Ezek. 3:20-21, 13:22, 18:5-9, 18:19-22, 33:12-16

Hosea 14:9

Amos 2:6, 5:12

Hab. 1:4, 2:4

Mal. 3:18

See also the numerous references to the “upright” and the “faithful.”


1 The Expositor’s Bible Commentary (Grand Rapids, MI: Zondervan, 1976) , vol. 10, p. 39.

2 Siddur Sim Shalom, ed. Jules Harlow (New York: The Rabbinical Assembly, The United Synagogue of Conservative Judaism, 1985), p. 15. This prayer was written by Rabbi Yochanan, one of the early authors of the Talmud (Palestinian), about 200 years after Paul’s writing of Romans; see Yoma 87b.

3 Adapted from Siddur Sim Shalom, p. 99, by comparison with Artscroll Siddur, p. 89. These words from the prayer Ahavah Rabbah predate Paul by at least 350 years.

4 Abba Hillel Silver, Where Judaism Differs (New York: Macmillan, 1956, 1987), p. 104.

5 The Expositor’s Bible Commentary, vol. 10, p. 40.
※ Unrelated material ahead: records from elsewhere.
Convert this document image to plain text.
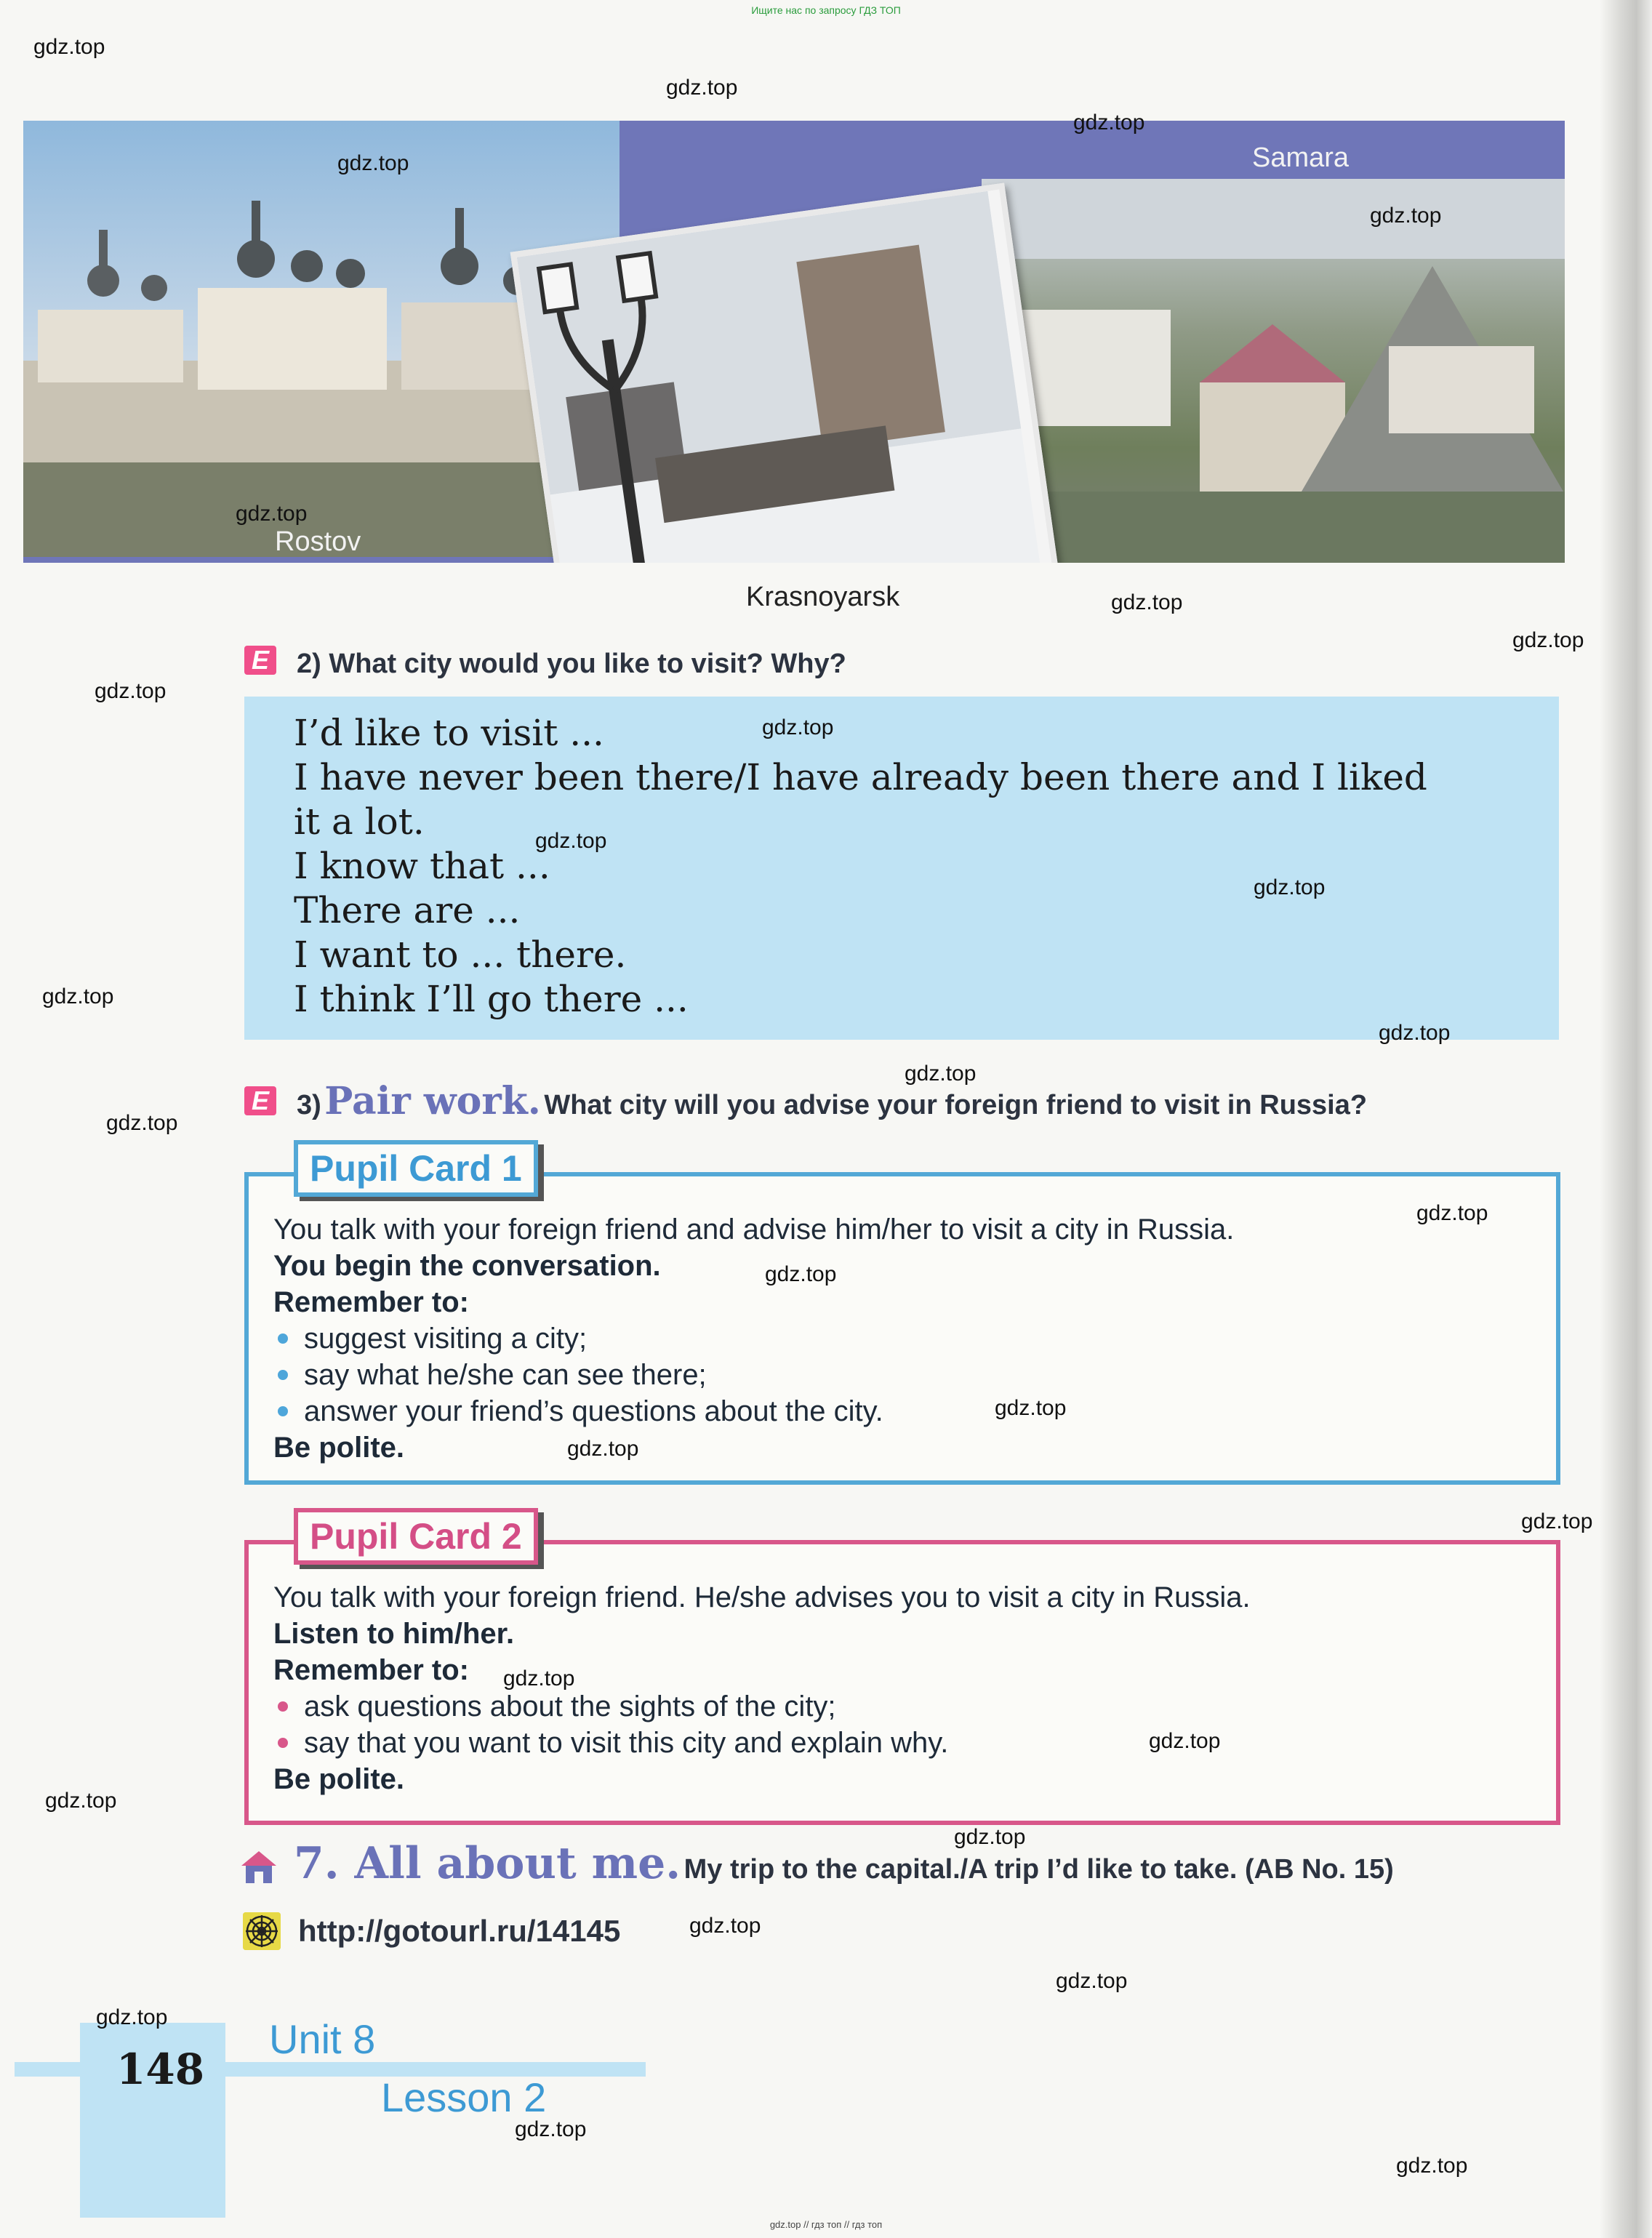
Ищите нас по запросу ГДЗ ТОП
Rostov
Samara
Krasnoyarsk
E 2) What city would you like to visit? Why?
I’d like to visit ...
I have never been there/I have already been there and I liked
it a lot.
I know that ...
There are ...
I want to ... there.
I think I’ll go there ...
E 3) Pair work. What city will you advise your foreign friend to visit in Russia?
Pupil Card 1
You talk with your foreign friend and advise him/her to visit a city in Russia.
You begin the conversation.
Remember to:
suggest visiting a city;
say what he/she can see there;
answer your friend’s questions about the city.
Be polite.
Pupil Card 2
You talk with your foreign friend. He/she advises you to visit a city in Russia.
Listen to him/her.
Remember to:
ask questions about the sights of the city;
say that you want to visit this city and explain why.
Be polite.
7. All about me. My trip to the capital./A trip I’d like to take. (AB No. 15)
http://gotourl.ru/14145
148
Unit 8
Lesson 2
gdz.top // гдз топ // гдз топ
gdz.top
gdz.top
gdz.top
gdz.top
gdz.top
gdz.top
gdz.top
gdz.top
gdz.top
gdz.top
gdz.top
gdz.top
gdz.top
gdz.top
gdz.top
gdz.top
gdz.top
gdz.top
gdz.top
gdz.top
gdz.top
gdz.top
gdz.top
gdz.top
gdz.top
gdz.top
gdz.top
gdz.top
gdz.top
gdz.top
6 Compare the NIV translation of Romans 3:25b, “in his forbearance he had left the sins committed beforehand unpunished,” with Exodus 34:7b, also NIV, “yet he does not leave the guilty unpunished…” Where in the Hebrew Scriptures can one find Paul’s doctrine of forbearance (until the coming of Jesus Christ)?

7 In addition to these which have ties to the nation Israel, there are models of the “righteous Gentile” in Abimelech (Gen. 20: 4-7) and Jethro (Exod. 18:12f). Another example, which does not fit neatly in the scheme, is Job “blameless and upright” (Job 1:1, cf. 2:3).